Foi fácil para mim pesquisar como macacos e outros animais da selva eram presos por caçadores, usando grandes redes, e depois trazidos de navio para outros continentes. Quanto ao resto, usei minha imaginação para inventar como deve ter sido uma jornada tão assustadora para Mitz e os outros animais capturados e traficados com ela.

Você descreve que Mitz tinha ciúmes de Leonard, inclusive em relação a Virginia. Pelo que Virginia descreve nos escritos que ela deixou, como era seu relacionamento com Mitz? O ciúme foi recíproco?
Peguei as informações sobre o ciúme de Mitz de Virginia da autobiografia de Leonard. Leonard era o principal cuidador de Mitz, e ele e Mitz eram muito mais próximos do que Mitz e Virginia. Mas Virginia, que gostava de animais em geral, gostava de Mitz e a achava fascinante e divertida de observar. A maioria de suas referências a Mitz são afetuosas e bem-humoradas. Não há evidências, no entanto, de que Virginia tenha tido ciúmes de Mitz.

Como a observação de animais de Virginia se refletiu em seus livros?
Virginia Woolf era bem conhecida por sua afeição pelos animais e por seu interesse pelo comportamento animal. Ela gostava particularmente de cães. Ela e o marido tiveram vários cães como animais de estimação ao longo dos anos, e há muitas referências a cães em todo o seu trabalho. Ela sempre teve curiosidade em saber como o mundo aparecia através dos olhos de um animal, como era ser um animal e o que os animais pensam dos seres humanos. E, claro, ela escreveu um livro inteiro sobre um cachorro em particular, “Flush”.

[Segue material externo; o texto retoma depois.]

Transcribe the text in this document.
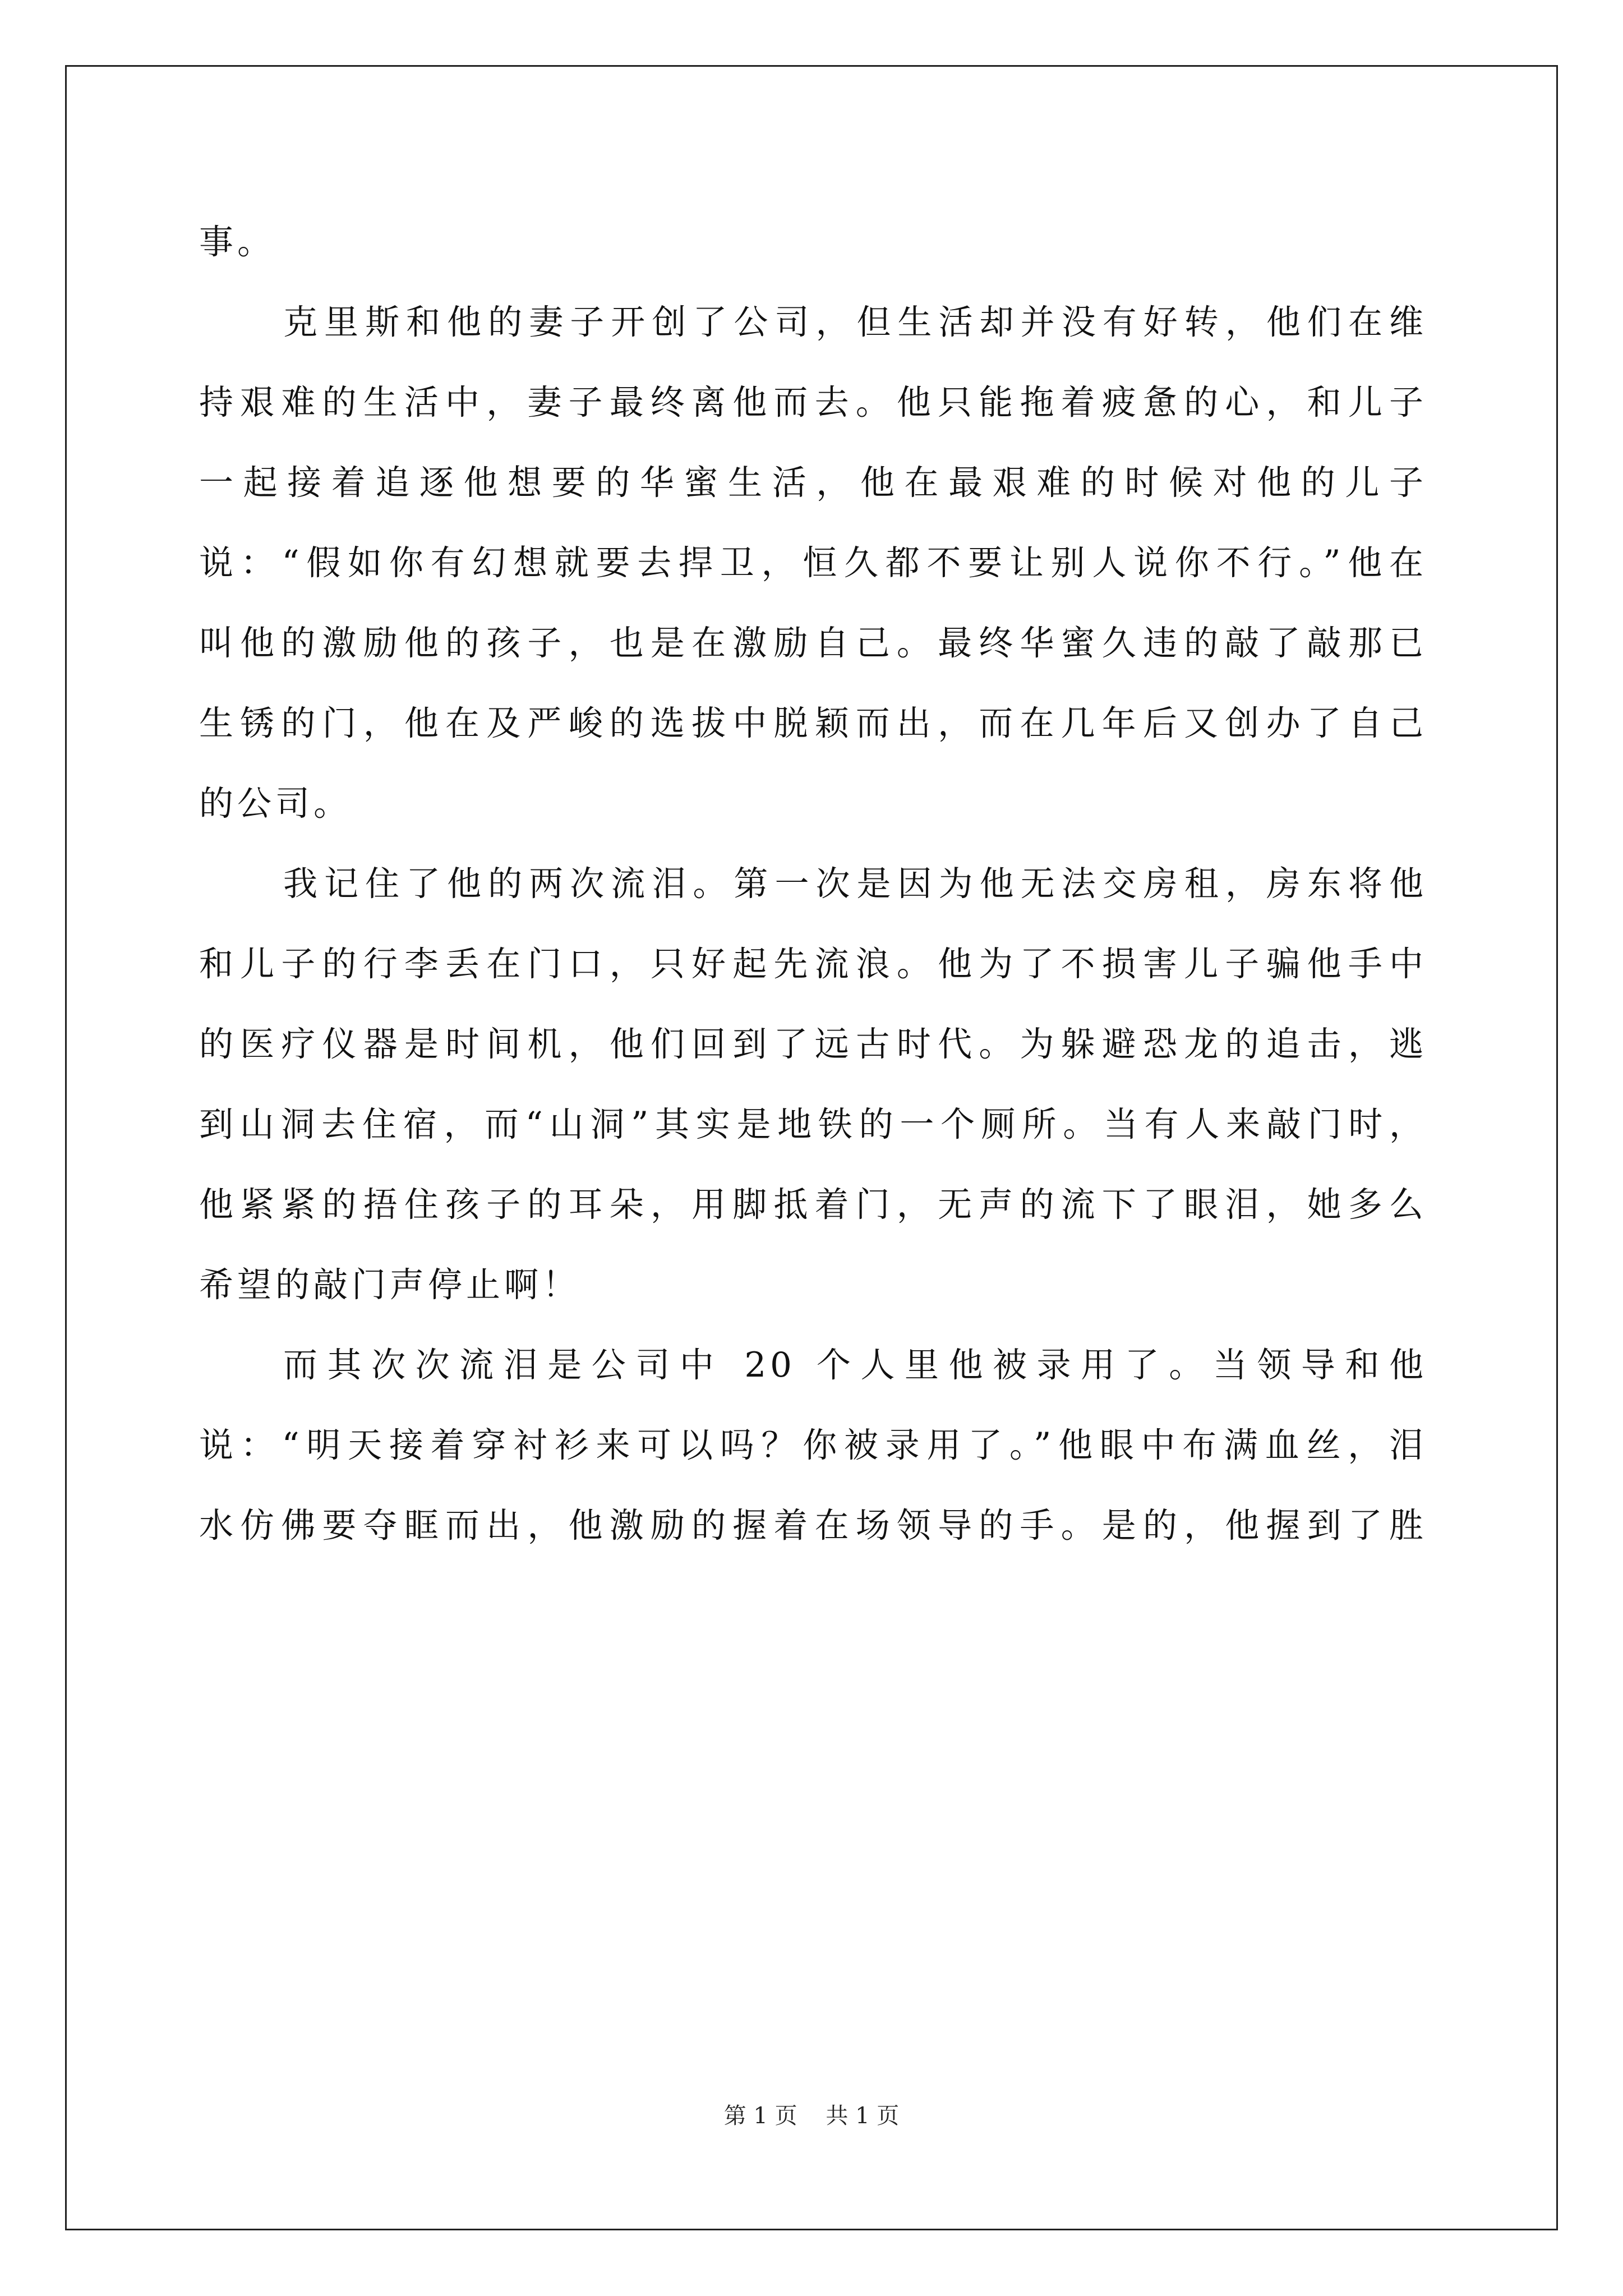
事。
克里斯和他的妻子开创了公司，但生活却并没有好转，他们在维
持艰难的生活中，妻子最终离他而去。他只能拖着疲惫的心，和儿子
一起接着追逐他想要的华蜜生活，他在最艰难的时候对他的儿子
说：“假如你有幻想就要去捍卫，恒久都不要让别人说你不行。”他在
叫他的激励他的孩子，也是在激励自己。最终华蜜久违的敲了敲那已
生锈的门，他在及严峻的选拔中脱颖而出，而在几年后又创办了自己
的公司。
我记住了他的两次流泪。第一次是因为他无法交房租，房东将他
和儿子的行李丢在门口，只好起先流浪。他为了不损害儿子骗他手中
的医疗仪器是时间机，他们回到了远古时代。为躲避恐龙的追击，逃
到山洞去住宿，而“山洞”其实是地铁的一个厕所。当有人来敲门时，
他紧紧的捂住孩子的耳朵，用脚抵着门，无声的流下了眼泪，她多么
希望的敲门声停止啊！
而其次次流泪是公司中 20 个人里他被录用了。当领导和他
说：“明天接着穿衬衫来可以吗？你被录用了。”他眼中布满血丝，泪
水仿佛要夺眶而出，他激励的握着在场领导的手。是的，他握到了胜
第 1 页    共 1 页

Podemos também ler “Mitz” como uma biografia de um período importante da vida de Leopold e Virginia Woolf?
Muito do prazer de escrever “Mitz” foi a oportunidade que me deu de escrever sobre os Woolf e seus círculos sociais e literários, e sobre o trabalho que eles fizeram, como escritores, editores e proeminentes intelectuais britânicos. Os anos em que compartilharam sua casa com Mitz foram alguns dos mais sombrios e dramáticos de suas vidas: os anos que antecederam a Segunda Guerra Mundial. Assim, o livro inclui muito sobre a ascensão do fascismo na Europa e sobre os preparativos para a guerra.

A amizade entre humanos e animais também é o tema de “O amigo”, escrito após “Mitz”. O que você levou de um livro para outro?
Os dois livros foram escritos com 20 anos de diferença, e não penso neles como conectados. Mas quando eu estava escrevendo “Mitz”, descobri o quanto gostava de escrever sobre um animal e sobre amizade animal e humana. Enquanto escrevia “O amigo”, ocorreu-me que eu poderia incluir um cachorro na história. Não comecei pensando que o romance teria um animal como personagem principal. A ideia me ocorreu quando eu tinha cerca de 30 páginas na narrativa. E estou muito feliz que isso tenha acontecido.

A história de Mitz também pode ser um filme?
Sim, acredito que a história de Mitz daria um filme muito bom e divertido, seja um filme live-action ou uma animação.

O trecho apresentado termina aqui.